Prissy shuddered. "Mom said they'd come at eight . . . they're late. Mom always is."
Mom. Damn you for having people who care about you!
Prissy's eyebrows dove. "Where are you staying? Not here!"
Del looked down the hall. Piles, boxes, the old vacuum that hadn't worked and more stuff lined the wall, leaving a path along one side. Four bedrooms, each worse than the next. And I'm not sleeping in Aunt H's bed. Nor using the bathroom where they found her body. "No. Not here. I'll drive out to the freeway, there were two motels there."
When Prissy's parents showed up at nine, they—and the six other foster and adopted kids—they gave them a brief tour. The kids were rowdy and loud.
"Delphi, these are my parents, Angelina and Collin Mayhew ." Prissy started pointing at kids. "Guadalupe, Patrick, Todd , Wayne, Tammy and . . ." Prissy looked around. "Where did Richie go?"
Del looked at the kids as they scattered. "Pleased to meet you?" She felt herself flush at the dubious tones in her voice.
Angelina laughed. "Yes, they can be a bit overwhelming. And loud."
"Hey! Look what I found!" echoed from somewhere down the hallway. Small bodies homed in on it.

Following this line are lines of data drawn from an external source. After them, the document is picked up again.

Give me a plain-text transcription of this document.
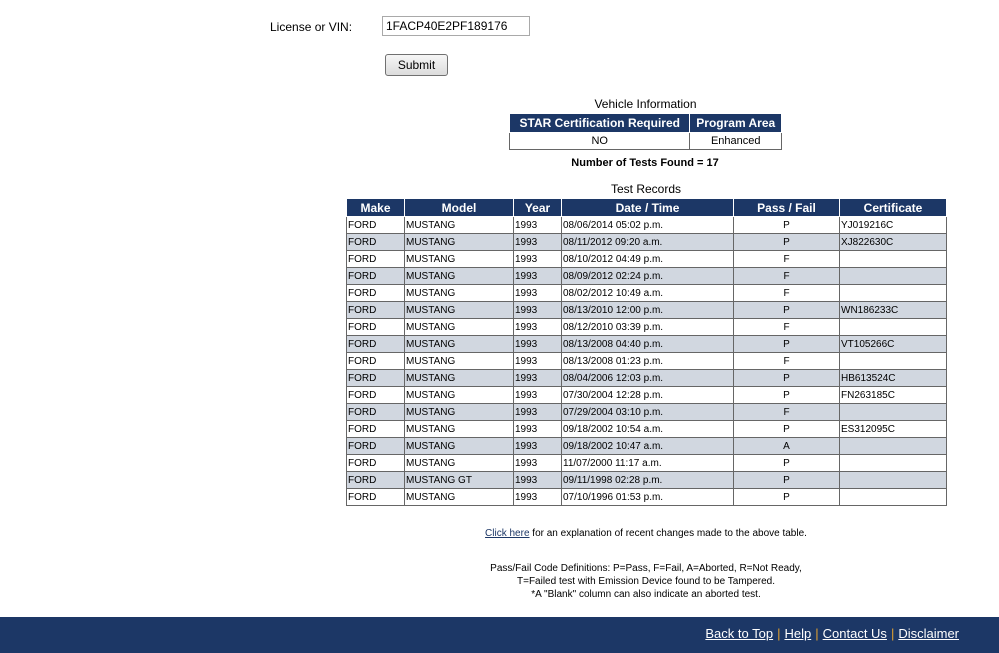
License or VIN:
1FACP40E2PF189176
Submit
Vehicle Information
STAR Certification Required	Program Area
NO	Enhanced
Number of Tests Found = 17
Test Records
Make	Model	Year	Date / Time	Pass / Fail	Certificate
FORD	MUSTANG	1993	08/06/2014 05:02 p.m.	P	YJ019216C
FORD	MUSTANG	1993	08/11/2012 09:20 a.m.	P	XJ822630C
FORD	MUSTANG	1993	08/10/2012 04:49 p.m.	F	
FORD	MUSTANG	1993	08/09/2012 02:24 p.m.	F	
FORD	MUSTANG	1993	08/02/2012 10:49 a.m.	F	
FORD	MUSTANG	1993	08/13/2010 12:00 p.m.	P	WN186233C
FORD	MUSTANG	1993	08/12/2010 03:39 p.m.	F	
FORD	MUSTANG	1993	08/13/2008 04:40 p.m.	P	VT105266C
FORD	MUSTANG	1993	08/13/2008 01:23 p.m.	F	
FORD	MUSTANG	1993	08/04/2006 12:03 p.m.	P	HB613524C
FORD	MUSTANG	1993	07/30/2004 12:28 p.m.	P	FN263185C
FORD	MUSTANG	1993	07/29/2004 03:10 p.m.	F	
FORD	MUSTANG	1993	09/18/2002 10:54 a.m.	P	ES312095C
FORD	MUSTANG	1993	09/18/2002 10:47 a.m.	A	
FORD	MUSTANG	1993	11/07/2000 11:17 a.m.	P	
FORD	MUSTANG GT	1993	09/11/1998 02:28 p.m.	P	
FORD	MUSTANG	1993	07/10/1996 01:53 p.m.	P	
Click here for an explanation of recent changes made to the above table.
Pass/Fail Code Definitions: P=Pass, F=Fail, A=Aborted, R=Not Ready,
T=Failed test with Emission Device found to be Tampered.
*A "Blank" column can also indicate an aborted test.
Back to Top | Help | Contact Us | Disclaimer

"Goodness. Um, how old are they?"
Collin chuckled. "Prissy's our oldest adoptee. Guadelupe's fifteen. Patrick's twelve, Wayne's fourteen, and Tammy and Richie are both eight."
"Wow . . . you guys are brave." Del followed the cheerful voices to a back bedroom full of . . . Things. Formerly shiny stainless steel tanks and, one of the kids, Wayne, she thought was waving a tentacled monster . . . "Oh, that's all Grandfather's old milking equipment. Good grief, it does look . . . "
"Alien!" Wayne screamed. "It's going to suck all your brains out!"
Guadelupe shrieked and ran, Wayne chased her, waving the milking machine's tubes . . . Tammy hid behind Prissy, who gave the other boys a stern look. They took off down the hall, trying to catch the older girl.
Del surveyed the equipment. "Why didn't they just leave it all out in the dairy?"
"Because the roof was collapsing? What is all this stuff?"
"That's a pump, it all ran on a vacuum system. That's the cooler, to drop the temperature quickly, that's the cream separator . . . pasteurizer . . . more milking machines. They had straps that went over the cows' back, so they hung up off the ground."
"It looks like a monster." Tammy continued to cling.
"Yeah. the suction cup things on the hoses went on the cow's teats and the milk was collected in the . . . I don't remember what they called it. Maybe just a tank." Del shoved the thing back out of the way.
"Alien spaceship, sucking your brains out!" The kid troop galloped past, apparently now chasing one of the boys.
Collin was hot on their trail, and they could hear Angelina's voice raised and telling the kids to calm down and assemble. The kids galloped back, and Prissy reached out and grabbed the alien spacecraft as they passed. She cleared her throat. "Mom and Dad may have finally overdone the foster thing."
Del made polite noises as they were all herded back into their humongous green SUV—apparently named the Green Monster.
And sagged in relief when they drove away.
.......No room at the Inns, return to the house.
Sleep—poorly—in the car. In the garage.